“What is happening? What is wrong with me?” – me
How does an abusive marriage and family of origin begin? So very quietly, so very slowly you don’t even realize it is happening. It’s like a thief in the night, who picks just one small trinket to pilfer at a time. The item is so small it may go unnoticed for days, weeks or years. You don’t even realize it’s gone until one day, perhaps years later, you think to yourself, “Didn’t I used to have a…?”
That’s how my narcissistically abusive marriage began. In fact, I didn’t even realize it until we were married over 20 years and had nearly finished raising our three children. Naively, near the end and before I knew how to define our unique circumstance, I wondered how other marriages held together if their spouses were so terrible to them, as I felt my husband was to me. How could my friends want to hold hands with their husbands and smile at them with such love? How could their husbands treat them so well? Why did I feel as though I could see the love between others and not with my own spouse? Why couldn’t I look at him like that anymore? Why didn’t I feel that way toward my husband? What was wrong with me?
I spent years feeling as though something was wrong with me to feel anger, hurt, resentment and frustration toward my husband. From the outside in, we looked like we had it all. We had three beautiful kids, a thriving business, good status within our community and a nice house in a desired neighborhood. We had a cabin, a number of boats, a camper, all the toys you could imagine. We even had a house in Florida. We had it all! Why wasn’t I happy? Why weren’t we happy?

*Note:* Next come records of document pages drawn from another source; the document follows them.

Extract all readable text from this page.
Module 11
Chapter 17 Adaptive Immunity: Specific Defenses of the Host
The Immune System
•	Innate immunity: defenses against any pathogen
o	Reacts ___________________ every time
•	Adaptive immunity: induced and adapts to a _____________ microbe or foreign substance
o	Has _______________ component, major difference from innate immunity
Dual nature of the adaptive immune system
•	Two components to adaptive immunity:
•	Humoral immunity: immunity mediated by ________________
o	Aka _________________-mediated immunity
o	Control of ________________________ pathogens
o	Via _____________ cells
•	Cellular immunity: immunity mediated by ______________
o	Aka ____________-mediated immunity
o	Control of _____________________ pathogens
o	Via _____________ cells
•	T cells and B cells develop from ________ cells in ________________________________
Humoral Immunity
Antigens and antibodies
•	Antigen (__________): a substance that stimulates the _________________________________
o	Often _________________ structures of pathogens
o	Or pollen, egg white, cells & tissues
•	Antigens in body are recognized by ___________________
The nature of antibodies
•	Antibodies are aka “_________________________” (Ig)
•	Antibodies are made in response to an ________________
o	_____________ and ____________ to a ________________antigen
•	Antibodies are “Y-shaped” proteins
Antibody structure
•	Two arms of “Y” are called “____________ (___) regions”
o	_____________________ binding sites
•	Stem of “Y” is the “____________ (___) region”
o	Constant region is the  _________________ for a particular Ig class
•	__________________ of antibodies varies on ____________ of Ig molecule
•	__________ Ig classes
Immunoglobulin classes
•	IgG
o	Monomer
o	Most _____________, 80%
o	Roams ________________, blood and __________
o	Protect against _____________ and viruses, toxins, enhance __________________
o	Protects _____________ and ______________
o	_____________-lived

The reason was perfectly simple and brilliantly complicated: I was involved in a narcissistic marriage.
Yes, I had all the physical things I could want. I just had an emotionally empty marriage. All the material things, all the money in the world, couldn’t make me feel safe and loved and cared for by my spouse. I hadn’t felt emotionally satisfied or safe in years. I wasn’t looked at with affection and love by my husband. I had yearned for those things every single day without actually knowing it or being able to put my finger on what was lacking in our marriage.
I truly didn’t know what was wrong with me, with us, for so many years. Now I feel like a fool, but back then I was just emotionally wrung out, stressed and desperately needing something I knew I didn’t have, something we didn’t have. No matter how I tried to tell him what I wanted, that feeling of contentment within our marriage and emotional security with him, I wouldn’t, couldn’t, get those things from my spouse.
The tricky fact that made me miss the signs of abuse for years was that every day wasn’t bad. Part of a day would be bad, maybe it would spread into the next day. Then we’d have a few good days. Then something would happen to set us backward again. Then we’d have a couple good days. If they weren’t good days, we’d maybe have some ok or fine days. They weren’t necessarily comfortable, but they also weren’t awful. I became so trained in weathering the storms of my husband’s moods that I didn’t know life any other way. I thought our lives were completely normal and that was how everyone lived.
The other aspect of our relationship that delayed my recognizing things were amiss was the fact that when we had a good day, it felt like the old days. There was a small glimpse into our old lives and that little nugget of hope was enough to carry me through the tough days. There was still good in him. He wasn’t all bad. He was just stressed. He was having a bad day. Maybe he was depressed. There had to be a reason he acted the way he did because I truly felt he was still in there somewhere. I just needed to find a way to pull him out again.
Near the time that we began separating, I remember feeling as though he was so BIG. He had a big, heavy personality and demeanor to him. His presence in our family’s lives and the way he handled himself were so BIG. If he was in my car with me, he felt like a huge presence, not the normal sized man he was. His anger was BIG. His opinions were BIG. Sometimes I felt I needed to get away from him, even if it was moving into another room, just so I could breathe.
I believe that is the way of a narcissist. They become so inflated, so BIG, with their own sense of importance and entitlement and we, their family, need to become so small to cohabitate. I felt like I couldn’t even be myself around him, he was so BIG. I needed to accommodate him.
Another feeling I always had when he was around was a mist, or a fog, that was ever present and completely unable to be touched, shifted or dissipated. How do I describe the tension that hung in the air when he was there? It was everywhere and nowhere. It followed him around and strengthened with his dark moods. Yet even on a good day, it was still present.
This fog was so potent it felt smothering to me, yet it was impossible to describe. I have never given much thought to people’s auras before, but maybe that was what my husband had – an aura that sucked the calm and happiness from any space he occupied and filled it with a tension so strong it was almost able to be physically touched. When he left the room or the vehicle, it mostly left with him. Sometimes there was just a bit that would linger, keeping the tension in the space a while longer after he left. Sometimes it completely left the space with him, lightening the air and mood and leaving us feeling we could breathe a bit easier. Even now, I cannot describe it better than that.